Down By Law (1986) (July 27th, 8:00pm, introduced by film scholar Mark Cauchi)
Stranger Than Paradise may have established Jim Jarmusch’s voice, but his follow up Down By Law firmed up his house style and locked him in as a major American filmmaker. Thanks to working with cinematographer Robby Muller for the first time, Down By Law is an absolutely beautiful movie that transformers 80s era New Orleans into an almost alien and certainly iconic landscape in black and white. The film follows Jarmusch’s first muse John Lurie, the compulsively watchable Tom Waits, and the Italian ball of insanity Roberto Benigni as a trio of guys who end up locked in a New Orleans prison cell together only to break out to enjoy a vaguely existential adventure. It’s an absolutely hilarious movie that plays like a comedy, looks like a film noir, and adds up to a poetic art film by the time the credits roll. It would be a completely unique movie in the history cinema were it not for the rest of Jarmusch’s career and remains easily one of his most impressive works.
Dead Man (1995) (August 9th, 7:00pm, with Skype intro from actor Gary Farmer)

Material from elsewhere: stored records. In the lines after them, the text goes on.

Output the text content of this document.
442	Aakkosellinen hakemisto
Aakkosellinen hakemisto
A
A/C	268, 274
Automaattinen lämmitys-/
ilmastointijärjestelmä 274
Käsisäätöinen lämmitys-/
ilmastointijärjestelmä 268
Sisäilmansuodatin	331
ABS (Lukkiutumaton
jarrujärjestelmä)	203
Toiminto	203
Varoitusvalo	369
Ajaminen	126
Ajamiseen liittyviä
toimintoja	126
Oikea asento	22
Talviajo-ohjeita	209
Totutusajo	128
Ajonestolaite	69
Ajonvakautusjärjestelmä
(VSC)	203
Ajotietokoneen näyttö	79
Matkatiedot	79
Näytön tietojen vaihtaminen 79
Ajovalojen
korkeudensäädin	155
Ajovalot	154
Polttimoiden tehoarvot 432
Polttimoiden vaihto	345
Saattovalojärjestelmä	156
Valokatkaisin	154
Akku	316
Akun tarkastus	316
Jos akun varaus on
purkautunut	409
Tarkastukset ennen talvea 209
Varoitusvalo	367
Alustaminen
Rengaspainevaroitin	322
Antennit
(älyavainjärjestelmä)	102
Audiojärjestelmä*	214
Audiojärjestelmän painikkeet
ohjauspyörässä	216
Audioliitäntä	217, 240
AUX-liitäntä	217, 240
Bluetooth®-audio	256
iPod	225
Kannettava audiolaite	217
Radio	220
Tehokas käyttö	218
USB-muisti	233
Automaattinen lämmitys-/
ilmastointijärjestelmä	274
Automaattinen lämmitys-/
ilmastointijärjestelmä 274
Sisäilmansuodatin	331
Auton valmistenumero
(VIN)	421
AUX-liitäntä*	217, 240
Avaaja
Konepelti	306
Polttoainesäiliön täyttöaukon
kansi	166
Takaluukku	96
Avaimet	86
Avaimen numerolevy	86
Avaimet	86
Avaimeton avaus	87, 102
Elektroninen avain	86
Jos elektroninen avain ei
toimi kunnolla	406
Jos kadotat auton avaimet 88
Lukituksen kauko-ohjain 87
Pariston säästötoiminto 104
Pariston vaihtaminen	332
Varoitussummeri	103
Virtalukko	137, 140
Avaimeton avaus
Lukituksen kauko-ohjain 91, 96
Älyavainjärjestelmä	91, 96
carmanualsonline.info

If Jim Jarmusch has made only a single masterpiece, then it’s probably Dead Man. Produced on a larger scale than anything else in the director’s career thanks to being made at the peak of the American indie film movement, Dead Man is best described as an acid Western. Johnny Depp stars as a hopeless accountant sent out to a nightmare vision of the old West on a fool’s errand, only to end up shot before spending the rest of the movie slowly dying while a Native American man takes him on a spiritual quest. Though filled with many amusing diversions (particularly a jaw-dropper of a what-the-fuck sequence involving a bullet resistant Billy Bob Thornton and Iggy Pop in a dress), it’s the closest thing to a narrative film that Jarmusch has ever made. The film is laced with dark violence critical of 90s Hollywood’s obsession with gunfire, features the finest performance of Lance Hendrickson’s career as an impossibly evil villain, and quietly transforms into one of the most intriguing and sensitive portrayals of Native American culture in the history of the genre. No one could have possibly guessed that the decidedly urban director would ever make a Western, yet he made one of the greatest and certainly one of the most unique. Jarmusch would go one to dabble in other genre movie fare like an assassin picture (Ghost Dog) and a slice of vampire horror (Only Lovers Left Alive) and each one certainly benefited from his decidedly unique take on the material. That said, his further genre experiments never reached the heights of Dead Man, nor have any of his movies for that matter. A brilliant bit of filmmaking that even those who don’t otherwise care for Jim Jarmusch should sample.